Coronavirus : l’Allemagne autorise finalement l’entrée de saisonniers étrangers

BERLIN, 2 avril 2020 (AFP) – L’Allemagne va finalement laisser entrer des dizaines de milliers de travailleurs saisonniers étrangers afin d’assurer les récoltes dans ses champs, après avoir initialement interdit leur venue en raison de la crise du coronavirus, a annoncé Berlin jeudi.

En avril et en mai, 40.000 saisonniers étrangers pourront travailler dans les exploitations agricoles allemandes, en manque de mains d’oeuvre, a annoncé la ministre de l’Agriculture Julia Klöckner dans un communiqué de presse commun avec son homologue de l’Intérieur Horst Seehofer.

Selon l’accord conclu entre les deux ministres, les travailleurs étrangers devront toutefois être soumis à un contrôle médical et rester 14 jours séparés des autres saisonniers à leur arrivée.

Pendant la récolte, ils devront respecter des distances de sécurité entre eux, et, si cela n’est pas possible, porter des gants et un masque de protection.

Pour Horst Seehofer, le gouvernement a trouvé un « moyen de réconcilier la protection des populations et le bon déroulement des récoltes ».

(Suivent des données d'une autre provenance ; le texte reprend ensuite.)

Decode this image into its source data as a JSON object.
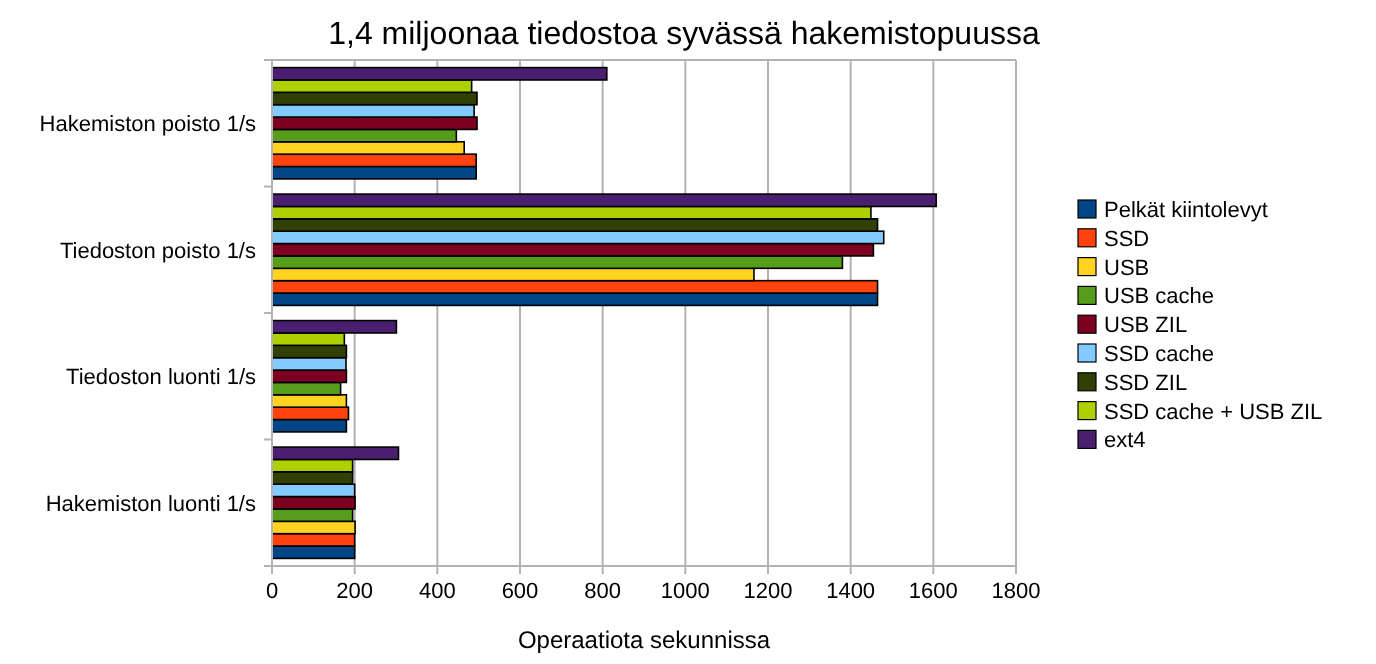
{
  "chart_data": {
    "type": "bar",
    "orientation": "horizontal",
    "title": "1,4 miljoonaa tiedostoa syvässä hakemistopuussa",
    "xlabel": "Operaatiota sekunnissa",
    "categories": [
      "Hakemiston poisto 1/s",
      "Tiedoston poisto 1/s",
      "Tiedoston luonti 1/s",
      "Hakemiston luonti 1/s"
    ],
    "series": [
      {
        "name": "Pelkät kiintolevyt",
        "color": "#004586",
        "values": [
          494,
          1465,
          180,
          200
        ]
      },
      {
        "name": "SSD",
        "color": "#ff420e",
        "values": [
          494,
          1465,
          185,
          200
        ]
      },
      {
        "name": "USB",
        "color": "#ffd320",
        "values": [
          465,
          1166,
          180,
          201
        ]
      },
      {
        "name": "USB cache",
        "color": "#579d1c",
        "values": [
          446,
          1380,
          166,
          195
        ]
      },
      {
        "name": "USB ZIL",
        "color": "#7e0021",
        "values": [
          496,
          1455,
          180,
          201
        ]
      },
      {
        "name": "SSD cache",
        "color": "#83caff",
        "values": [
          489,
          1480,
          179,
          200
        ]
      },
      {
        "name": "SSD ZIL",
        "color": "#314004",
        "values": [
          496,
          1465,
          180,
          195
        ]
      },
      {
        "name": "SSD cache + USB ZIL",
        "color": "#aecf00",
        "values": [
          483,
          1449,
          175,
          195
        ]
      },
      {
        "name": "ext4",
        "color": "#4b1f6f",
        "values": [
          810,
          1607,
          301,
          306
        ]
      }
    ],
    "xlim": [
      0,
      1800
    ],
    "xticks": [
      0,
      200,
      400,
      600,
      800,
      1000,
      1200,
      1400,
      1600,
      1800
    ],
    "grid": "x",
    "legend": "right"
  }
}
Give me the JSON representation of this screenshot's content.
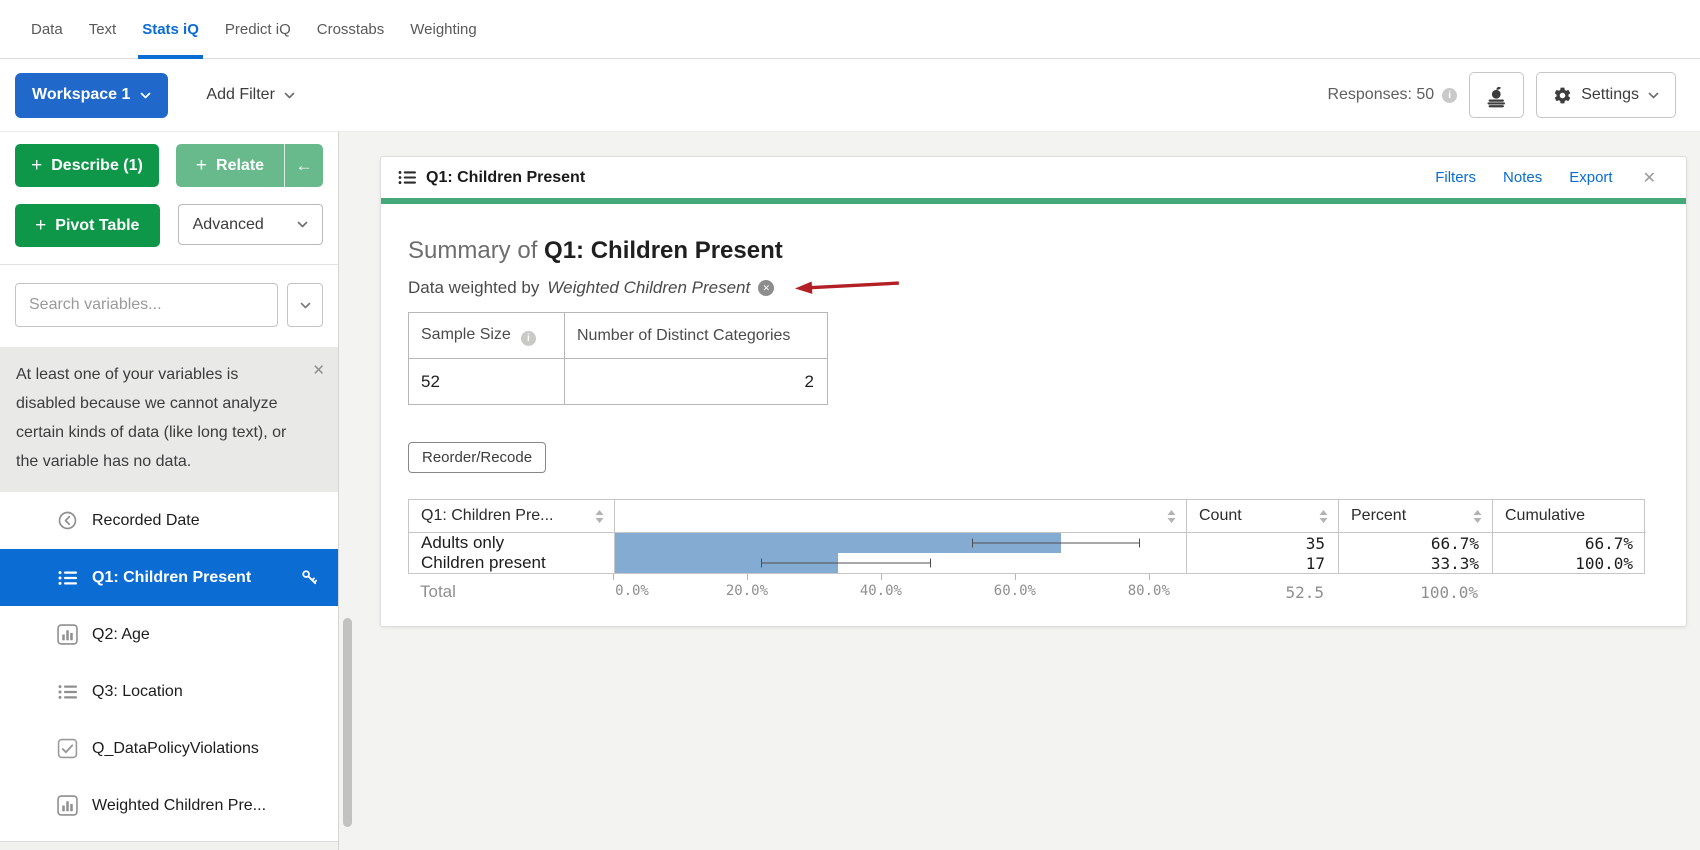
{
  "colors": {
    "accent_blue": "#0b6cd4",
    "workspace_blue": "#2068c9",
    "button_green": "#0e9649",
    "light_green": "#68b98b",
    "card_top_green": "#45a878",
    "bar_fill": "#84abd2",
    "annotation_red": "#b21f24"
  },
  "icons": {
    "plus": "+",
    "back_arrow": "←",
    "close": "✕",
    "info": "i"
  },
  "topnav": {
    "tabs": [
      {
        "label": "Data",
        "active": false
      },
      {
        "label": "Text",
        "active": false
      },
      {
        "label": "Stats iQ",
        "active": true
      },
      {
        "label": "Predict iQ",
        "active": false
      },
      {
        "label": "Crosstabs",
        "active": false
      },
      {
        "label": "Weighting",
        "active": false
      }
    ]
  },
  "toolbar": {
    "workspace_label": "Workspace 1",
    "add_filter_label": "Add Filter",
    "responses_label": "Responses: 50",
    "settings_label": "Settings"
  },
  "sidebar": {
    "describe_label": "Describe (1)",
    "relate_label": "Relate",
    "pivot_label": "Pivot Table",
    "advanced_label": "Advanced",
    "search_placeholder": "Search variables...",
    "notice_text": "At least one of your variables is disabled because we cannot analyze certain kinds of data (like long text), or the variable has no data.",
    "variables": [
      {
        "label": "Recorded Date",
        "icon": "history-icon",
        "selected": false
      },
      {
        "label": "Q1: Children Present",
        "icon": "list-icon",
        "selected": true
      },
      {
        "label": "Q2: Age",
        "icon": "bar-chart-icon",
        "selected": false
      },
      {
        "label": "Q3: Location",
        "icon": "list-icon",
        "selected": false
      },
      {
        "label": "Q_DataPolicyViolations",
        "icon": "checkbox-icon",
        "selected": false
      },
      {
        "label": "Weighted Children Pre...",
        "icon": "bar-chart-icon",
        "selected": false
      }
    ]
  },
  "main": {
    "card_title": "Q1: Children Present",
    "links": {
      "filters": "Filters",
      "notes": "Notes",
      "export": "Export"
    },
    "summary_prefix": "Summary of ",
    "summary_title": "Q1: Children Present",
    "weighted_prefix": "Data weighted by ",
    "weighted_variable": "Weighted Children Present",
    "stats_table": {
      "sample_size_header": "Sample Size",
      "distinct_header": "Number of Distinct Categories",
      "sample_size": "52",
      "distinct_categories": "2"
    },
    "reorder_button": "Reorder/Recode",
    "freq_table": {
      "col_label": "Q1: Children Pre...",
      "count_header": "Count",
      "percent_header": "Percent",
      "cumulative_header": "Cumulative",
      "rows": [
        {
          "label": "Adults only",
          "count": "35",
          "percent": "66.7%",
          "cumulative": "66.7%"
        },
        {
          "label": "Children present",
          "count": "17",
          "percent": "33.3%",
          "cumulative": "100.0%"
        }
      ],
      "total_label": "Total",
      "total_count": "52.5",
      "total_percent": "100.0%",
      "axis_ticks": [
        "0.0%",
        "20.0%",
        "40.0%",
        "60.0%",
        "80.0%"
      ]
    }
  },
  "chart_data": {
    "type": "bar",
    "orientation": "horizontal",
    "title": "Summary of Q1: Children Present",
    "categories": [
      "Adults only",
      "Children present"
    ],
    "values": [
      66.7,
      33.3
    ],
    "counts": [
      35,
      17
    ],
    "cumulative": [
      66.7,
      100.0
    ],
    "total_count": 52.5,
    "total_percent": 100.0,
    "error_bars": [
      [
        53.4,
        78.5
      ],
      [
        21.9,
        47.3
      ]
    ],
    "xlabel_ticks": [
      0,
      20,
      40,
      60,
      80
    ],
    "xlim": [
      0,
      85.4
    ],
    "bar_color": "#84abd2",
    "grid": false,
    "legend": "none"
  }
}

Cette annonce intervient une semaine après la décision de Berlin d’interdire l’entrée sur son territoire aux saisonniers étrangers, afin de contrer la pandémie de nouveau coronavirus.

L’Allemagne accueille chaque année près de 300.000 travailleurs saisonniers étrangers pour son agriculture, en majorité venus de Roumanie et de Pologne, selon les chiffres du principal syndicat agricole du pays, le DBV.

Cette main d’oeuvre est essentielle pour le secteur au début du printemps, de nombreuses récoltes de cultures maraîchères et fruitières ayant lieu entre les mois d’avril et de juin, notamment les fraises et les asperges.

Mais les restrictions aux frontières européennes, pour lutter contre l’extension de la pandémie, empêchent l’arrivée de ces travailleurs, mettant en danger les exploitations.

Pour pallier ce déficit de bras, Julia Klöckner a déjà émis l’idée de faciliter l’emploi de personnels de la restauration, de chômeurs, mais également de migrants, pour prêter main forte aux agriculteurs.